ATTRACTING and keeping talents remain one of the most pressing challenges confronting the billion-dollar information technology-business process management (IT-BPM) sector in the country, a key official said.
According to IT and Business Process Association of the Philippines (IBPAP) executive director Penny Bongato, only eight or nine out of 100 applicants are qualified for positions being offered in the industry.
This challenge poses a threat, not only to companies, but more importantly, to the Philippine economy, where IT-BPM contributes a huge chunk to the gross domestic product (GDP).
“Our competitors are global and if they’re not happy, they can transfer to another country,” warned Bongato, who was in Cebu on Wednesday, together with IT experts in the country, for the Cebu Digital Transformation Summit, a two-day activity held at the Radisson Blu Hotel in line with Cebu Business Month.

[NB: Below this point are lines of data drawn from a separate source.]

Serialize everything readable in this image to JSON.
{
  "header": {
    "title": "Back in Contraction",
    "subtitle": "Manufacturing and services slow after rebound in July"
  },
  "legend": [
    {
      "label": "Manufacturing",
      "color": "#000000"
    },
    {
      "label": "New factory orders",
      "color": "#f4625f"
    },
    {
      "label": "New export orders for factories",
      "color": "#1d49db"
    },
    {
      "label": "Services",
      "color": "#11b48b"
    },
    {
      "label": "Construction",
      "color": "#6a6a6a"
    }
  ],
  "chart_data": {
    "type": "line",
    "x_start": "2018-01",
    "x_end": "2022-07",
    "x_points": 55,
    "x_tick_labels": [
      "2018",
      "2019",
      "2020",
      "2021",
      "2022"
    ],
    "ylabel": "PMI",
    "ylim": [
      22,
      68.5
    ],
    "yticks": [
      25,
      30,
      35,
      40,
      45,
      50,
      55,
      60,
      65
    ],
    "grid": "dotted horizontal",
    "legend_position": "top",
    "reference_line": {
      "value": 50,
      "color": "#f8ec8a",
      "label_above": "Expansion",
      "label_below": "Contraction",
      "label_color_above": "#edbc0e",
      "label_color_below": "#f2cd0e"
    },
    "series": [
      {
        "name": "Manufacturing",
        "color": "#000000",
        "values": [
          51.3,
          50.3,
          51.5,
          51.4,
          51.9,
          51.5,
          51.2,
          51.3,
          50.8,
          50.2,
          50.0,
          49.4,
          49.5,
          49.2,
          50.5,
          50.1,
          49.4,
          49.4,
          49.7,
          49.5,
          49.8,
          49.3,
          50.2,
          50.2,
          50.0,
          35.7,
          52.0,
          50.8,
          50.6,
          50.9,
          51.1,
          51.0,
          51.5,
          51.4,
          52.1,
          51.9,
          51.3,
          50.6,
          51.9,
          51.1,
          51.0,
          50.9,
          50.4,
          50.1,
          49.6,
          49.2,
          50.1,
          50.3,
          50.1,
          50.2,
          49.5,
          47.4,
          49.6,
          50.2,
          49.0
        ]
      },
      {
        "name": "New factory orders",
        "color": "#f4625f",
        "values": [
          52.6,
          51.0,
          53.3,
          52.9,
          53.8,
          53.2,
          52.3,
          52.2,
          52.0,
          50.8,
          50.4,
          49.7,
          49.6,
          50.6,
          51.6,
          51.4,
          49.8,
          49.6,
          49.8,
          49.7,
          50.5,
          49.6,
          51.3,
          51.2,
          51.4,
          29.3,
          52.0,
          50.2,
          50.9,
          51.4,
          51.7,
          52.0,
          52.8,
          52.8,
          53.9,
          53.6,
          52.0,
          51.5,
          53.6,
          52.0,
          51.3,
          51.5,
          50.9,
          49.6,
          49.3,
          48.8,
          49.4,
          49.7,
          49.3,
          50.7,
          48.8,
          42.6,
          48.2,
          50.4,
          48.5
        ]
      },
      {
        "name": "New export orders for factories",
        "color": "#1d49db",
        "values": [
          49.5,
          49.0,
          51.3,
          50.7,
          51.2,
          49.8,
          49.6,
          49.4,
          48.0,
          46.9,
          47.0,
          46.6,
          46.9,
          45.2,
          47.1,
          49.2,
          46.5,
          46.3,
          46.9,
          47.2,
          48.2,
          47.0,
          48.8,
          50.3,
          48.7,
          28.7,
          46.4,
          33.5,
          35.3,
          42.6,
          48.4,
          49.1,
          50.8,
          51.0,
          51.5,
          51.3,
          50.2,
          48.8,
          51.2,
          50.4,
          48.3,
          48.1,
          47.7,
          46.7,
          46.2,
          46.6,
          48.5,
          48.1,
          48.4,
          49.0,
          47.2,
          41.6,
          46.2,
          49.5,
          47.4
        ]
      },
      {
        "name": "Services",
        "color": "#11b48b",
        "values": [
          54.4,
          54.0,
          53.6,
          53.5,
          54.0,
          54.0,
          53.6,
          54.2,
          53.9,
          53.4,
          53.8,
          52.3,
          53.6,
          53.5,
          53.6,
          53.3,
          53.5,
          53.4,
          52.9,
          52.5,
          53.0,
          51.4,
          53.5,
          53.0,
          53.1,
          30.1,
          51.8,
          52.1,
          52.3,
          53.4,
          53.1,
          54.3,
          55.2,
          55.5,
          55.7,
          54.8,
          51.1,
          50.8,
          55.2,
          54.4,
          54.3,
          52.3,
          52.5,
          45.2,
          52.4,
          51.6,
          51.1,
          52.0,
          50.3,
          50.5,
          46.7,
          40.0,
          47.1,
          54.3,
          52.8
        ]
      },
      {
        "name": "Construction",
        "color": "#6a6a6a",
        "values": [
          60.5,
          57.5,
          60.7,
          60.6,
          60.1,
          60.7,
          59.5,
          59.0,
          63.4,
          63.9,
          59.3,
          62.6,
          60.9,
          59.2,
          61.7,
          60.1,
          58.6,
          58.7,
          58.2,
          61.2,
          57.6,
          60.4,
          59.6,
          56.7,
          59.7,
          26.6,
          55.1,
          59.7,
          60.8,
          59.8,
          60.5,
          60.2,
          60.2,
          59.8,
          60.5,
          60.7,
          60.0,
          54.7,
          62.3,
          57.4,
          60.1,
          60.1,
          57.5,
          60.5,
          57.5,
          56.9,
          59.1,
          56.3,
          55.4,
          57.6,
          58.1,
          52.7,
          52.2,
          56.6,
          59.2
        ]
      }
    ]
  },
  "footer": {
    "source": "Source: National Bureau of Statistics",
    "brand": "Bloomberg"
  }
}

Cebu City, according to global consultancy firm Tholons, is the world’s seventh best site for outsourcing in the world. Locally, the IT-BPM industry is estimated to have employed some 150,000 people.
In the hiring process, the IBPAP executive director said a company looks into four main factors for entry-level careers in the IT-BPM industry: learning ability, English proficiency, computer literacy, and perceptual speed and accuracy.
“There will be 585,000 graduates this year. There is supply, but are they qualified?” Bongato said.
In the IT field, Philippine Software Industry Association (PSIA) president Jonathan de Luzuriaga said it would take employers six months to train fresh graduates.
“If we can only double this (the eight to nine percent qualified workforce), we can grow further,” said Bongato.
One of the most dynamic and fastest-growing sectors, IT-BPM in the country generated $22 billion revenue in 2015, and has been growing at a double-digit rate annually.
It is expected to exceed revenues from OFW remittances in the next few years.
This year, Bongato said IT-BPM expects to generate $25 billion in revenues and directly employ at 1.3 million.
One of the IBPAP-led initiatives to reinforce the continued growth of the sector is the service management specialization track or service management program (SMP) introduced to undergraduate education.
SMP is a 21-unit minor course taken by business and IT majors in college intending to go into IT-BPM and other service industries. Through the help of the Commission on Higher Education (CHED), Bongato said the course has already been adopted by 17 state universities in the country. Howerver, none of Cebu’s universities have incorporated the SMP in their curriculum.
“If you want to grow your company, you have to get involved in education,” the IBPAP official told the audience composed of top officials in the IT BPM sector.
Even without the SMP, Bongato encouraged companies in Cebu to reach out to schools and start linkages with them by accepting internships or encouraging faculty immersions.
“Industry associations (like IBPAP) can only do so much. It has to be you who should go to the schools. The schools are more willing to partner with you,” she assured them. The official also told companies to inform the academe that there is a career in the IT BPM industry.
The University of the Philippines Open University, an online learning school, also offers e-SMP. Traditional schools that have SMP in their curriculum are Lyceum of the Philippines University, Asia Pacific College, and University of Makati, among others.